As speech synthesis technology has advanced a lot in recent years and with neural networks from DeepMind creating realistic, human-like voices, Google is working in the same direction to advance state-of-the-art research on fake audio detection. Google Maps and Google Home use Google’s speech synthesis, or text-to-speech (TTS) technology. The Google News Initiative (GNI) announced last year that it wanted to tackle “deep fakes” and other systems that try to bypass voice authentication systems.
Yesterday, Google AI and Google News Initiative (GNI) partnered together for creating a body of synthetic speech containing thousands of phrases spoken by its deep learning text-to-speech (TTS) models. It contains 68 synthetic voices from a large variety of regional accents from English newspaper articles.

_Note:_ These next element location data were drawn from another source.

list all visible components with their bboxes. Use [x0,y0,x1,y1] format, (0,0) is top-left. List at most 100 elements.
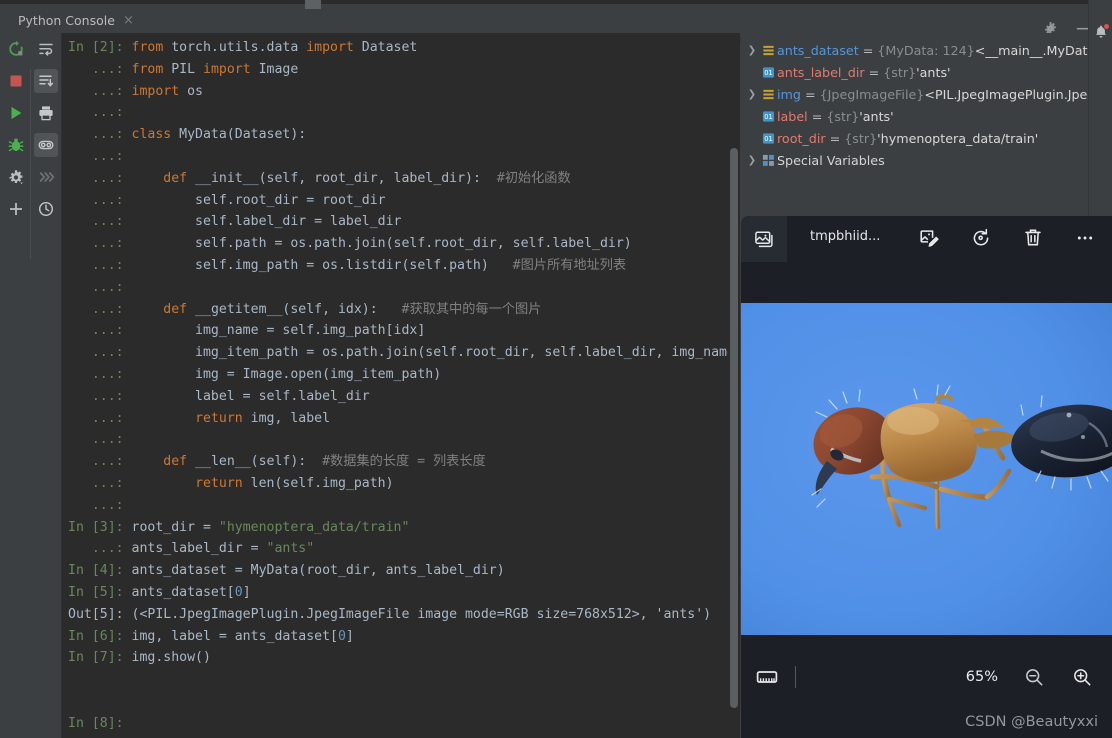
run-icon[interactable] [4,101,28,125]
toolbar-divider [795,666,796,688]
watermark-label: CSDN @Beautyxxi [965,714,1098,730]
console-line: ...: img_name = self.img_path[idx] [62,320,735,342]
console-scrollbar-thumb[interactable] [730,148,738,708]
console-line: ...: return len(self.img_path) [62,473,735,495]
object-icon [759,88,777,101]
console-line: In [3]: root_dir = "hymenoptera_data/tra… [62,517,735,539]
filmstrip-icon[interactable] [753,665,781,689]
add-icon[interactable] [4,197,28,221]
console-prompt: ...: [68,388,132,404]
fast-forward-icon[interactable] [34,165,58,189]
console-line: ...: [62,495,735,517]
code-token: img, label = ants_dataset[ [131,628,338,644]
chevron-right-icon[interactable]: ❯ [745,45,759,56]
ant-photograph[interactable] [741,303,1112,635]
equals-sign: = [862,42,874,58]
rerun-icon[interactable] [4,37,28,61]
zoom-out-icon[interactable] [1022,665,1046,689]
code-token: __len__(self): [195,454,323,470]
variable-row[interactable]: ❯ img = {JpegImageFile} <PIL.JpegImagePlugi… [745,83,1088,105]
console-prompt: ...: [68,236,132,252]
code-token: ] [242,584,251,600]
variable-name: ants_label_dir [777,64,865,80]
code-token: os [187,83,203,99]
chevron-right-icon[interactable]: ❯ [745,155,759,166]
console-prompt: ...: [68,475,132,491]
console-line: ...: def __getitem__(self, idx): #获取其中的每… [62,299,735,321]
object-icon [759,44,777,57]
code-token: __init__(self, root_dir, label_dir): [195,170,497,186]
console-prompt: ...: [68,257,132,273]
console-prompt: In [7]: [68,650,132,666]
rotate-icon[interactable] [969,226,993,250]
console-line: ...: [62,102,735,124]
zoom-in-icon[interactable] [1070,665,1094,689]
variable-row[interactable]: ❯01ants_label_dir={str} 'ants' [745,61,1088,83]
soft-wrap-icon[interactable] [34,37,58,61]
code-token: return [195,475,251,491]
console-line: ...: return img, label [62,408,735,430]
variables-icon[interactable] [34,133,58,157]
history-icon[interactable] [34,197,58,221]
console-prompt: ...: [68,410,132,426]
console-prompt: ...: [68,432,132,448]
code-token: PIL [171,61,203,77]
code-token: self.path = os.path.join(self.root_dir, … [131,236,632,252]
chevron-right-icon[interactable]: ❯ [745,89,759,100]
console-line: In [6]: img, label = ants_dataset[0] [62,626,735,648]
stop-icon[interactable] [4,69,28,93]
variable-name: root_dir [777,130,826,146]
photos-tool-buttons [917,226,1097,250]
window-resize-nub[interactable] [305,0,321,9]
edit-image-icon[interactable] [917,226,941,250]
bell-icon[interactable] [1093,23,1110,40]
code-token: img, label [250,410,331,426]
equals-sign: = [811,108,823,124]
console-prompt: ...: [68,301,132,317]
console-prompt: ...: [68,127,132,143]
code-token: (<PIL.JpegImagePlugin.JpegImageFile imag… [131,606,712,622]
variable-type: {str} [883,64,917,80]
more-options-icon[interactable] [1073,226,1097,250]
equals-sign: = [829,130,841,146]
delete-icon[interactable] [1021,226,1045,250]
settings-icon[interactable] [4,165,28,189]
string-icon: 01 [759,66,777,79]
variable-type: {str} [826,108,860,124]
code-token: from [131,61,172,77]
console-prompt: ...: [68,214,132,230]
code-token: Image [258,61,299,77]
special-variables-label: Special Variables [777,152,885,168]
variable-row[interactable]: ❯01label={str} 'ants' [745,105,1088,127]
photos-filename: tmpbhiid... [810,229,881,244]
console-prompt: ...: [68,279,132,295]
special-vars-icon [759,154,777,167]
code-token: self.root_dir = root_dir [131,192,386,208]
variable-type: {str} [844,130,878,146]
special-variables-row[interactable]: ❯ Special Variables [745,149,1088,171]
code-token: img = Image.open(img_item_path) [131,366,442,382]
console-prompt: In [5]: [68,584,132,600]
scroll-to-end-icon[interactable] [34,69,58,93]
variable-name: img [777,86,801,102]
variable-row[interactable]: ❯01root_dir={str} 'hymenoptera_data/trai… [745,127,1088,149]
console-toolbar [0,33,62,738]
debug-icon[interactable] [4,133,28,157]
console-prompt: ...: [68,105,132,121]
variables-panel[interactable]: ❯ ants_dataset = {MyData: 124} <__main__.My… [741,33,1088,216]
variable-name: label [777,108,808,124]
code-token: from [131,40,172,55]
console-output[interactable]: In [2]: from torch.utils.data import Dat… [62,33,735,738]
variable-value: 'ants' [859,108,894,124]
close-icon[interactable]: × [123,14,134,27]
code-token: import [306,40,362,55]
photos-app-icon[interactable] [741,216,787,262]
photos-viewer-window: tmpbhiid... 65% CSDN @Beautyxxi [741,216,1112,738]
equals-sign: = [804,86,816,102]
variable-row[interactable]: ❯ ants_dataset = {MyData: 124} <__main__.My… [745,39,1088,61]
console-prompt: ...: [68,454,132,470]
print-icon[interactable] [34,101,58,125]
tab-python-console[interactable]: Python Console × [18,9,134,31]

Malicious actors can synthesize speech in order to fool voice authentication systems, or they can even create forged audio recordings to defame public figures. Deep fakes, audio or video clips generated by deep learning models can be exploited for manipulating trust in media. It then becomes difficult to distinguish real from tampered content. And the bad actors can also claim that authentic data is fake. Because of this issue, there was a need for synthetic speech database. This effort is also in the direction of Google’s AI Principles to ensure “strong safety practices to avoid unintended results that create risks of harm.”
Currently, this dataset is available for participants of the 2019 ASVspoof challenge for creating countermeasures against fake speech. The aim is to make the automatic speaker verification (ASV) systems more secure. ASVspoof participants can develop systems that learn to distinguish between the real and computer-generated speech by training models on both. The results for this challenge will be announced in September at the 2019 Interspeech conference in Graz, Austria.